A New Kind of Science – Disappointed

I’ve been somewhat disappointed by A New Kind of Science. OK, the main point is as fascinating as ever, that we can study mathematics and possibly physics using computer simulations and relatively simple programs. But 1200 pages on this topic? Give me a break! The overall style is extremely verbose. And while Wolfram advocates that his emphatic style adds clarity, I personally find it annoying to read “I’m a genius” every other page.
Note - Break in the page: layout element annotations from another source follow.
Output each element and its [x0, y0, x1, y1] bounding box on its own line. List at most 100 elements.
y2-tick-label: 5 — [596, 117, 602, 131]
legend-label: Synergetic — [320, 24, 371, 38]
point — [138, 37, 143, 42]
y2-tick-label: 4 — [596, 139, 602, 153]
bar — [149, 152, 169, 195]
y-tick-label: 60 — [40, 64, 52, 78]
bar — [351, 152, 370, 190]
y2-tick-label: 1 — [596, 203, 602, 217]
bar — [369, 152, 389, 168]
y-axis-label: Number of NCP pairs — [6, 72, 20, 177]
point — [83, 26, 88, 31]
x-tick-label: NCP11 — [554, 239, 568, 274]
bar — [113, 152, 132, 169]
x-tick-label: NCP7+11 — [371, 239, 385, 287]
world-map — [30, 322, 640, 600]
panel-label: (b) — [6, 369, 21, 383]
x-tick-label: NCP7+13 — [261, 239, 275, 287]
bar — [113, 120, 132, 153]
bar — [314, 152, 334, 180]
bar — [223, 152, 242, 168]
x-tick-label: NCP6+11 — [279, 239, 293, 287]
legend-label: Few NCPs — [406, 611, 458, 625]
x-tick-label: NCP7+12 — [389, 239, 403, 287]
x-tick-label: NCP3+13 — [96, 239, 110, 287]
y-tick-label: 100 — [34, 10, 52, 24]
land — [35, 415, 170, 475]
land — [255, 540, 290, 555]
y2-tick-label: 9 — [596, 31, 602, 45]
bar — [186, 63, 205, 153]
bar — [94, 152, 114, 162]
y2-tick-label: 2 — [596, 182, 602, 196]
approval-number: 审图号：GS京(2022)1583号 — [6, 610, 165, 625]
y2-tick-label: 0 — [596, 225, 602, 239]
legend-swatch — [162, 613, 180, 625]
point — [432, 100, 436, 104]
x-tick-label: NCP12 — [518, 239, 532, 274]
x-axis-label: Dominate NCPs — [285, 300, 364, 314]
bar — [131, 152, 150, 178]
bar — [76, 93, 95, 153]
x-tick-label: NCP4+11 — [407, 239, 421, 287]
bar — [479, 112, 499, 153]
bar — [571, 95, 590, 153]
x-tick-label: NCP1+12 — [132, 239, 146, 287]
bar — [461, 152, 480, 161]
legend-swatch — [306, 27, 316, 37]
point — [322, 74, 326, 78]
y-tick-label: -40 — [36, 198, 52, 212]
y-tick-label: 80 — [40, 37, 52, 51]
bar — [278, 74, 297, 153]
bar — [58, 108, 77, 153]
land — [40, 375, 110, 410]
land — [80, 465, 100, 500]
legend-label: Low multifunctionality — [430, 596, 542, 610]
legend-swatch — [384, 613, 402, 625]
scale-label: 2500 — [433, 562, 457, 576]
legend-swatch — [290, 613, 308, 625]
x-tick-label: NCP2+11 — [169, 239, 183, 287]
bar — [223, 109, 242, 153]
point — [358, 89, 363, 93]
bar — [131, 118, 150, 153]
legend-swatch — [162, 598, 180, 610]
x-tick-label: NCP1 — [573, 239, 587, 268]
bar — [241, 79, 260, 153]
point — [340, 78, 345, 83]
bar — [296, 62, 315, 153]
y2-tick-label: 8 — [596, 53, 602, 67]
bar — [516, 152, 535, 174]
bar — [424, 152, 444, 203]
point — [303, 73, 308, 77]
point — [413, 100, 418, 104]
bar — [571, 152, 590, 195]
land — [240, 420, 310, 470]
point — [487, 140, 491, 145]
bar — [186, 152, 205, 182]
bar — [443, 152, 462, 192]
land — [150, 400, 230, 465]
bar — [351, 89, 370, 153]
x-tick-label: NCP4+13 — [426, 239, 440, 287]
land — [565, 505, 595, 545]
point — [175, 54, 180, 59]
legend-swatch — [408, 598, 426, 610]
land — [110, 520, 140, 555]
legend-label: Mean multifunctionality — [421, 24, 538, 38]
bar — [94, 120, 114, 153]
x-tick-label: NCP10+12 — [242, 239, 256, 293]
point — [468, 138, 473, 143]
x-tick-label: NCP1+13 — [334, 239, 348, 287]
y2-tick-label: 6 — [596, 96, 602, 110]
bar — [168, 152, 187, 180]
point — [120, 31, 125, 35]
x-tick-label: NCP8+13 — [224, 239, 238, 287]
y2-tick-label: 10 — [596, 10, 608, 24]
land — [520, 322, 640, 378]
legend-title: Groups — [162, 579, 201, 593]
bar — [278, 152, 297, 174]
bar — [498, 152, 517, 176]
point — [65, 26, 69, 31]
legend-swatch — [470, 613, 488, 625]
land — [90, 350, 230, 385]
It’s the first science book in a long time that I ended up speed reading at about 2 seconds per page. I’ll probably return to this book later, but for the moment, I’m sort of fed up with it.

Thibault Damour explaining science to the layman

I am also currently reading “Entretiens sur la Multitude du Monde” by Thibault Damour and Jean-Claude Carrière. It’s a dialogue between a physicist and a “layman” (a cineast and author), which I find very interesting as a case study of difficult communication. Since I know what Damour refers to, I’m somewhat puzzled at what appears to be the understanding Carrière gets after the discussion. Often, I find myself thinking: “I wouldn’t have explained it that way”.

Carrière expresses my unease very well at one point. After Damour starts making references to rather complex topics (the book addresses general relatitvity, quantum mechanics, etc), Carrière observes that at that point, he has no choice but to “believe”, instead of actually understanding. And he points out that when this happens, science becomes indistinguishable from religion. The term “layman” which scientists often use to characterize non-scientists is not random.

I am especially puzzled by the fact that Damour simply asked Carrière to “give up” about general relativity or even the notion of curved space, when it is actually so easy to explain what it is about by using Earth as an example. You know the “layman” won’t understand what a stress-energy tensor is, fine. So explain general relativity without it!

“Special relativity for Dummies” back on-line

On a related topic, a recent thread entitled “Relativity without tears” on sci.physics.research practically brought tears to my eyes. How is it possible, 100 years after Einstein, that we still have folks who can do math but totally fail to grasp special relativity? This and a recent comment on this blog suggesting that Einstein was wrong prompted me to dig up in dusty corners of my hard drive an old page I had written 8 years ago in an attempt to make special relativity intuitive to the layman.

I know that this explanation usually works with any kid aged 10 or more. I wish this is how special relativity was taught, instead of the constant blabbering about “inertial reference frames” and “forget all your intuitions”. Crap!

La Cité des Sciences – On-line lectures

Another link mostly for French-speaking readers: the Cité des Sciences has a series of on-line videos about a large number of topics in science. They are generally extremely interesting. I came there after hearing about a debate between Thibault Damour and Lee Smolin. I recently listened to a talk on how to interpret quantum mechanics, which I found interesting, but which also left me the same bitter taste of “the layman will never understand anything about quantum mechanics if we keep presenting it this way”.